Dialogue Coordination for Sociable Agents

Hendrik Buschmeier and Stefan Kopp

Smooth and trouble-free interaction in dialogue is only possible if interlocutors are able to coordinate their actions with each other. Because of this, we think that an understanding of how human coordination devices work is the basis for successful spoken language computer interfaces such as embodied conversational agents or dialogue systems. In this research project we model two important coordination mechanisms that are commonly found in human-human interaction: feedback and adaptation.

Multimodal dialogical face-to-face communication in a calendar domain.

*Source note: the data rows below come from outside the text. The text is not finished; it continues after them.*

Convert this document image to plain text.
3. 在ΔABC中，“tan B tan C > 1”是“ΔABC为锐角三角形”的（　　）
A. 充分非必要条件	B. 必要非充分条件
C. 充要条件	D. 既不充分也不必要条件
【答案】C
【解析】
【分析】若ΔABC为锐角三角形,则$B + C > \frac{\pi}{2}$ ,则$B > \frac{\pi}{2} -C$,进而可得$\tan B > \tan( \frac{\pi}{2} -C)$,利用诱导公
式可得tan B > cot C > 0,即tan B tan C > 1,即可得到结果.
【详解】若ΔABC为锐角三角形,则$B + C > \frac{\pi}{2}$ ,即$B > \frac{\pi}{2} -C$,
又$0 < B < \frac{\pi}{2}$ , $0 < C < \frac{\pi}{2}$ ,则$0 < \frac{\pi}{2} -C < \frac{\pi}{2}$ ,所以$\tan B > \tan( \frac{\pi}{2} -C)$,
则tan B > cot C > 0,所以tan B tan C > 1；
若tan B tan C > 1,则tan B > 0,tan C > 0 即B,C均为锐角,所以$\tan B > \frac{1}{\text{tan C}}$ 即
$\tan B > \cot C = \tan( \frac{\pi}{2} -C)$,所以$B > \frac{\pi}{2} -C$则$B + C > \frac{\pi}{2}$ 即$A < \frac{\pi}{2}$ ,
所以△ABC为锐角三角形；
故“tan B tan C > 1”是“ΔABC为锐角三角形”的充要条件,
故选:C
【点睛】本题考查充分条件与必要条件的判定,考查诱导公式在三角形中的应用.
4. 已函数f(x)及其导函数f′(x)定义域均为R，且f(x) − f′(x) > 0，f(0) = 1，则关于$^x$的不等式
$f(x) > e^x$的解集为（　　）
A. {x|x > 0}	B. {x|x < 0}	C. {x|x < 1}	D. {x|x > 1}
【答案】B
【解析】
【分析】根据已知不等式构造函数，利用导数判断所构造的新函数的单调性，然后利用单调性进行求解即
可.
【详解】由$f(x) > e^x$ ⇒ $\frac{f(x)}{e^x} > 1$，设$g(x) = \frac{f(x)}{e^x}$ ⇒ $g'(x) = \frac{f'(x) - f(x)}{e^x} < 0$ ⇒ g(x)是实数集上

Feedback is an expressive, economic and rapid coordination device used by listeners to signal contact, perception, understanding and agreement as well as attitude towards an utterance of a speaker. Feedback can be conveyed in the form of short and unobstrusive verbal signals (called ‘backchannels’) or via nonverbal behaviour such as head gestures, eye gaze or facial expression.

A range of research projects already enabled embodied conversational agents to provide verbal as well as non-verbal backchannels to human speakers talking to them. In contrast to this, the aim of this project is to create an attentive speaker agent which learns to recognise, interpret and react appropriately to feedback signals provided by human listeners. Furthermore, this knowledge on feedback understanding will then be used to generate meaningful feedback for human users speaking with the agent.


It can be observed that people in dialogue adapt to each other. One example is that, after interacting for a certain period of time, they tend to use the same vocabulary and syntactic constructions. Several convincing (and most likely not independent) theories from different perspectives offer explanation for this phenomenon, among them the mechanistic interactive alignment account of dialogue which sees priming in the language processing system as the reason for adaptation (then called ‘alignment’) on the linguistic level.

As an example for low-level coordination in dialogue, we proposed a priming-based computational model of linguistic alignment and implemented it in a microplanning component for natural language generation as well as in a parser. In this model, language use (i.e., generation and parsing) is, on the one hand, guided by activation values attached to linguistic resources (grammar, lexicon) and, on the other hand, influences these activation values through priming.

Buschmeier et al.'s priming-based alignment model.

Evaluation of the microplanner on a human-human dialogue corpus shows that the alignment-capable version outperforms a baseline version in which alignment was deactivated.